IHRAM.CO.ID, DUBAI -- Ototitas Dubai mengakhiri pajak 30 persen atas penjualan alkohol dan membebaskan lisensi minuman keras yang diperlukan, Ahad (1/1). Keputusan ini sekaligus mengakhiri sumber pendapatan lama bagi keluarga penguasa, dengan tujuan lebih meningkatkan pariwisata ke Emirat.
Pengumuman tiba-tiba ini, yang dibuat oleh dua pengecer alkohol yang terkait dengan negara di Dubai, tampaknya berasal dari keputusan pemerintah. Namun, pejabat pemerintah tidak segera mengakui keputusan tersebut dan tidak menanggapi pertanyaan dari The Associated Press.
Meski demikian, pengumuman ini merupakan lanjutan dari upaya bertahun-tahun melonggarkan peraturan tentang minuman keras di wilayah tersebut. Diketahui, alkohol kini bisa dinikmati pada siang hari di bulan Ramadhan, serta mulai tersedia pengiriman ke rumah selama penguncian pada awal pandemi Covid-19.
Dilansir di Arab News, Senin (2/1/2022), penjualan alkohol telah lama menjadi barometer utama ekonomi Dubai selaku tujuan perjalanan teratas di UEA, serta rumah bagi maskapai penerbangan jarak jauh Emirates. Selama Piala Dunia baru-baru ini di Qatar, banyak bar Dubai menarik penggemar sepak bola.
Satu pint bir diberi harga lebih dari 10 dolar di sebuah bar, dengan minuman lain bahkan lebih mahal. Masih belum jelas apakah keputusan ini akan menyebabkan penurunan harga di tempat penjualan alkohol, atau hanya akan mempengaruhi mereka yang membelinya dari pengecer.
Distributor alkohol Maritime and Mercantile International, yang merupakan bagian dari Emirates Group yang lebih luas, membuat pengumuman tersebut dalam sebuah pernyataan.
“Sejak memulai operasi kami di Dubai lebih dari 100 tahun yang lalu, pendekatan emirat tetap dinamis, sensitif dan inklusif untuk semua,” kata Tyrone Reid dari MMI.

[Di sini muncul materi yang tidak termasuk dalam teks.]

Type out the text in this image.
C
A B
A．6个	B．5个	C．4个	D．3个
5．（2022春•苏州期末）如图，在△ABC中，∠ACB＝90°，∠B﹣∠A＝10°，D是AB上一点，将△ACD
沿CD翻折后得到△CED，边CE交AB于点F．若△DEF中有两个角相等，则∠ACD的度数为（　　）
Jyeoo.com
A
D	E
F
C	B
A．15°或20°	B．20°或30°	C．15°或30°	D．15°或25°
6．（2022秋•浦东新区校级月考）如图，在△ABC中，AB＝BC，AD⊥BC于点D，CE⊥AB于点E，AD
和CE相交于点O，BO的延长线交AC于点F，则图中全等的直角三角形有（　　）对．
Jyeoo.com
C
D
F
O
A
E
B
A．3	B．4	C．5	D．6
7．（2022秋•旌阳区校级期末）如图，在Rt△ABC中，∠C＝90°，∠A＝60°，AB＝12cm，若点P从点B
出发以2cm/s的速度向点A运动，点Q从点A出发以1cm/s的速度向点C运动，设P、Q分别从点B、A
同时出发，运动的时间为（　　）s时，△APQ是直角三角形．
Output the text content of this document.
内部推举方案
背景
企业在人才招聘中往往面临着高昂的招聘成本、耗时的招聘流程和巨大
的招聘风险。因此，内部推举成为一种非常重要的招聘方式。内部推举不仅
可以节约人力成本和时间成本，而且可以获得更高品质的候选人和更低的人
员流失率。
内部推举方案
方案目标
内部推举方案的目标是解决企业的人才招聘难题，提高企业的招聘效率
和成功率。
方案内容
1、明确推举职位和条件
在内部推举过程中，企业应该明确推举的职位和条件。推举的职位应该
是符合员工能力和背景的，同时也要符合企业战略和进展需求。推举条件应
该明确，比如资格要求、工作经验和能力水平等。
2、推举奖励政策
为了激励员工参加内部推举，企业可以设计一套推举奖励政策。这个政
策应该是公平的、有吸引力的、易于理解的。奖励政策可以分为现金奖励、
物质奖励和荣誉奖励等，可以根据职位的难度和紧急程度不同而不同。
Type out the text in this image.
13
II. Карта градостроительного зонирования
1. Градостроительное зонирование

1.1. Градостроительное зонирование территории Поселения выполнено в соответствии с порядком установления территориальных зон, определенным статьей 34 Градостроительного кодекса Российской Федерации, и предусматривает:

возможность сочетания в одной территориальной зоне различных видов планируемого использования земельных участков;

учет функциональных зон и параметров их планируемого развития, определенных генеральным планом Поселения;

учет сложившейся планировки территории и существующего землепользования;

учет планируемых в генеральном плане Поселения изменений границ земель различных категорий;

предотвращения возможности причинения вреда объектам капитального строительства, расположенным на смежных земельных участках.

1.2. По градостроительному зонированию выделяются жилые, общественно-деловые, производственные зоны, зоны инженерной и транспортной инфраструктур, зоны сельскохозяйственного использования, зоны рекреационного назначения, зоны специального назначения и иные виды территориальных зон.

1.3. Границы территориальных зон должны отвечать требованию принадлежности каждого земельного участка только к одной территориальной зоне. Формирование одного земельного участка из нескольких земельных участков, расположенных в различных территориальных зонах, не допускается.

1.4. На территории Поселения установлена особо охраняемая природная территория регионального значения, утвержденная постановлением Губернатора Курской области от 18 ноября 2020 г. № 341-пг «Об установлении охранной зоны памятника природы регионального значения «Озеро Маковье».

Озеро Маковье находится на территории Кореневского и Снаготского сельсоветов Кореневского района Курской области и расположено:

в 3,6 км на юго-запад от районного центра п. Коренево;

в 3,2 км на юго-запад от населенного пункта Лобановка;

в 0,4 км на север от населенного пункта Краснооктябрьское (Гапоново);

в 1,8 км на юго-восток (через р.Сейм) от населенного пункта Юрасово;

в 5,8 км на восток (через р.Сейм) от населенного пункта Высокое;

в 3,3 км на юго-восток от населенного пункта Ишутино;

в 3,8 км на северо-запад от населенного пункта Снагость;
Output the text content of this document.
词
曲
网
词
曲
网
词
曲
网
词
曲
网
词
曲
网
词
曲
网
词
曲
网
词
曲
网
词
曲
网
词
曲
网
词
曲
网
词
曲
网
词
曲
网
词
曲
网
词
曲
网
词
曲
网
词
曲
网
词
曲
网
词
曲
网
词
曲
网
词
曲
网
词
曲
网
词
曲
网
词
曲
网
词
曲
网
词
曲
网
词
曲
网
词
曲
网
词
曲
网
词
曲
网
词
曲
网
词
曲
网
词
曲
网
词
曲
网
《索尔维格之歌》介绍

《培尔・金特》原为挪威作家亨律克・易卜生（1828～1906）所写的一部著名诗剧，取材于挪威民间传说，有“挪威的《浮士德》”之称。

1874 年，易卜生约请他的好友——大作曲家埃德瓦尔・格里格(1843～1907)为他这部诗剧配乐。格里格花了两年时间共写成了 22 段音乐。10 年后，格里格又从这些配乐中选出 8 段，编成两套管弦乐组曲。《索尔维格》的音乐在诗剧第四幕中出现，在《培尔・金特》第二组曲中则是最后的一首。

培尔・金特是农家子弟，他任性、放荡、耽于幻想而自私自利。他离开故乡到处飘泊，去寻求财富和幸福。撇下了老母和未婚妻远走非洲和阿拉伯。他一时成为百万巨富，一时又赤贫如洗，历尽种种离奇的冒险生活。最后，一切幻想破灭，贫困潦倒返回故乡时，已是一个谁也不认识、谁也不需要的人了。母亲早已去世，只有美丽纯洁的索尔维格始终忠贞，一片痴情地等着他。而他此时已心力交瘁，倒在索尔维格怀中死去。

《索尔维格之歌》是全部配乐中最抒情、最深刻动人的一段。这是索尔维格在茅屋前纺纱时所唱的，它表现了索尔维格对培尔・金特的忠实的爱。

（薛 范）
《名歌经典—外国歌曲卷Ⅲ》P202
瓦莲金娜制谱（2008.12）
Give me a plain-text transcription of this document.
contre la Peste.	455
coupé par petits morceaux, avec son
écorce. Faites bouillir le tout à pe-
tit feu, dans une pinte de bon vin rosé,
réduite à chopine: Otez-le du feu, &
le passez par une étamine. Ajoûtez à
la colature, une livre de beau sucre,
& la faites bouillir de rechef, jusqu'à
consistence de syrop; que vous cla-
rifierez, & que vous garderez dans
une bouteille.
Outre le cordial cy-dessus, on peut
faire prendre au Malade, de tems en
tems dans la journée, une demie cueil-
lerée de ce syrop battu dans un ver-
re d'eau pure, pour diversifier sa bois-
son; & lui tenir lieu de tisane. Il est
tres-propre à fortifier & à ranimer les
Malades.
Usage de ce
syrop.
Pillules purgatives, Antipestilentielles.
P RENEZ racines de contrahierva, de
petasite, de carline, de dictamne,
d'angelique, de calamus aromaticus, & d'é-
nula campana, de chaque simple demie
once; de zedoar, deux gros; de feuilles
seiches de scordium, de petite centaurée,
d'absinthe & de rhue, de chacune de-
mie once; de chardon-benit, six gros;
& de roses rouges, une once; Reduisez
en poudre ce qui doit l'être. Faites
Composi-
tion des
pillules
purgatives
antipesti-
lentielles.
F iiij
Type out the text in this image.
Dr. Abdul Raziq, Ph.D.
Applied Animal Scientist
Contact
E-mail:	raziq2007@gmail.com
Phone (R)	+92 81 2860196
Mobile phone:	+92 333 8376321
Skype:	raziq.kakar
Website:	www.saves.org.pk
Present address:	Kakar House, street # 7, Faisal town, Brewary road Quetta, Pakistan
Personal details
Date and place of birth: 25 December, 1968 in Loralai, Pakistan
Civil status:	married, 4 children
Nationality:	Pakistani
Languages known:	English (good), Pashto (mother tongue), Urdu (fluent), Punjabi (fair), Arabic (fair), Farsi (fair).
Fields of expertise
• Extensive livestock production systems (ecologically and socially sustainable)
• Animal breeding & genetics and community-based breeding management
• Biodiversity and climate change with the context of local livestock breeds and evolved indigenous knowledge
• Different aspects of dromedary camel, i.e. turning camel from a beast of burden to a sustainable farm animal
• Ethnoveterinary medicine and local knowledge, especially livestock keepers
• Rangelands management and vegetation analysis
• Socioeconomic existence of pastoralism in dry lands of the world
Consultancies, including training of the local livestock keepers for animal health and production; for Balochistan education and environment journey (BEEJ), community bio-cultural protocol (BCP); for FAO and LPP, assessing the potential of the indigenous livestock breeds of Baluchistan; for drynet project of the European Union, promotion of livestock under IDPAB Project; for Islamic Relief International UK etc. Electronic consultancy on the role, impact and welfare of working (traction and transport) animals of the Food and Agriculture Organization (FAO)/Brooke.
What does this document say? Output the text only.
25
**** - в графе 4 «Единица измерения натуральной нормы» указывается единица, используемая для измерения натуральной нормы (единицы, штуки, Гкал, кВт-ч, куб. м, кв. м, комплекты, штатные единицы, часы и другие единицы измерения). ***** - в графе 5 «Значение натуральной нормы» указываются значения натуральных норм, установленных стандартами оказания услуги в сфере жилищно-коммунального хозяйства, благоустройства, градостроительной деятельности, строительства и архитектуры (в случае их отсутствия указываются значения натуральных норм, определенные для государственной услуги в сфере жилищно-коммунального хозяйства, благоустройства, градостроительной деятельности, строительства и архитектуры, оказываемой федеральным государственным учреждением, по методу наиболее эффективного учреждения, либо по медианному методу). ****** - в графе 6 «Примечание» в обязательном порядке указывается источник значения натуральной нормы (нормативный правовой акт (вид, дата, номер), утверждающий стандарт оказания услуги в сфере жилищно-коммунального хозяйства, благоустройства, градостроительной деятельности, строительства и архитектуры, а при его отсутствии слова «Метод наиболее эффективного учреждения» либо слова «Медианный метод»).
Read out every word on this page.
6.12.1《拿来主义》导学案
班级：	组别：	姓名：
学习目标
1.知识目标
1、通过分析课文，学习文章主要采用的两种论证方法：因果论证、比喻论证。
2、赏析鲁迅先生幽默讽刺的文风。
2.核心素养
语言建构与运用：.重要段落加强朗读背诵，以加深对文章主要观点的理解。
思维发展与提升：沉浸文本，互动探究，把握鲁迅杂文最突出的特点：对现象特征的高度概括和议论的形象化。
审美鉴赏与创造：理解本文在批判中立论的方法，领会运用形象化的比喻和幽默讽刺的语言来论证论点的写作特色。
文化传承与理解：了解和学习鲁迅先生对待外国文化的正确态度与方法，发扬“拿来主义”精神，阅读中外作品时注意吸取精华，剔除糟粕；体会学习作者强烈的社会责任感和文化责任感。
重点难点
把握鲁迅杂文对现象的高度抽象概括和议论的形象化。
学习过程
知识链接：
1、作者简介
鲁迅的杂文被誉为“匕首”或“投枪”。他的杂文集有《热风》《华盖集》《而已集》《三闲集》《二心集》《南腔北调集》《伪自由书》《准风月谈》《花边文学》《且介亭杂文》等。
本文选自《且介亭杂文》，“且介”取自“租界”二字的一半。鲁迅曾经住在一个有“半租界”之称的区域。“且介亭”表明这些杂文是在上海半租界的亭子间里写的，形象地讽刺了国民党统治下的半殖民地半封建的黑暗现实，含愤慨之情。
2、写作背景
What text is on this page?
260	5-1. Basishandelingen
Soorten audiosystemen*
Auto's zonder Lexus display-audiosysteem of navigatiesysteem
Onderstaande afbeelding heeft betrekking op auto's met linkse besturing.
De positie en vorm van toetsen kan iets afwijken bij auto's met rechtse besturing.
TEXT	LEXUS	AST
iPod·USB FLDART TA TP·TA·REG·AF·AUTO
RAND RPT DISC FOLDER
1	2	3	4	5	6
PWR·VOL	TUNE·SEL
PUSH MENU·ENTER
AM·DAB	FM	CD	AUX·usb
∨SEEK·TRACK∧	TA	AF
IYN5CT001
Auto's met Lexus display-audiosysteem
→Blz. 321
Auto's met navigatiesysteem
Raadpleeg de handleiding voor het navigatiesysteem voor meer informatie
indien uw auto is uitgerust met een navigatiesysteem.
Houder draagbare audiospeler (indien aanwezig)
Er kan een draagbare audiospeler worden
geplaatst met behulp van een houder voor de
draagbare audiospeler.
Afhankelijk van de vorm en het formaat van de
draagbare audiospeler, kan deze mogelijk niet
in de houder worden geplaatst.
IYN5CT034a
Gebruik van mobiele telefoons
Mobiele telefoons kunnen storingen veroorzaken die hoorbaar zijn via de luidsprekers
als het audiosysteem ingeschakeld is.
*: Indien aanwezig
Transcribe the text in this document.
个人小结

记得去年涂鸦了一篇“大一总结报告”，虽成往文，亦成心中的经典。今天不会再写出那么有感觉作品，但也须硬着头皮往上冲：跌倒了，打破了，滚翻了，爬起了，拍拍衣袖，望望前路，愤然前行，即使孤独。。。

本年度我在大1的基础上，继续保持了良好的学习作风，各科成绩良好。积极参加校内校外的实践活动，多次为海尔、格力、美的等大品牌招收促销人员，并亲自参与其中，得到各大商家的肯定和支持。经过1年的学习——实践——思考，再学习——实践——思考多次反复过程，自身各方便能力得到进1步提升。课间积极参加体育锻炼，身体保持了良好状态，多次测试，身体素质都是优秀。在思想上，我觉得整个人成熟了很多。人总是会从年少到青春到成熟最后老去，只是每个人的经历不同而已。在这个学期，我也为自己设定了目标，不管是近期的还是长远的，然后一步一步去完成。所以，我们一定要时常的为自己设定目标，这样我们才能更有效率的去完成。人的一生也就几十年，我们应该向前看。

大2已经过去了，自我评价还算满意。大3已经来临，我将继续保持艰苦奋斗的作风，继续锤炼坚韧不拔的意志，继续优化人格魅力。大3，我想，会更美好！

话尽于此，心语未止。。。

Ia pun menyebut, peraturan yang baru diperbarui ini sangat penting untuk terus memastikan pembelian dan konsumsi minuman beralkohol yang aman dan bertanggung jawab di Dubai dan UEA.
MMI tidak menjawab pertanyaan apakah keputusan itu bersifat permanen. Namun, sebuah iklan yang dipasang oleh MMI mendesak pelanggan untuk membeli dari tokonya dengan mengatakan “Anda tidak perlu lagi berkendara ke emirat lain.”
Penduduk Dubai telah lama berkendara ke Umm Al-Quwain dan emirat lainnya untuk membeli alkohol dalam jumlah besar dan bebas pajak.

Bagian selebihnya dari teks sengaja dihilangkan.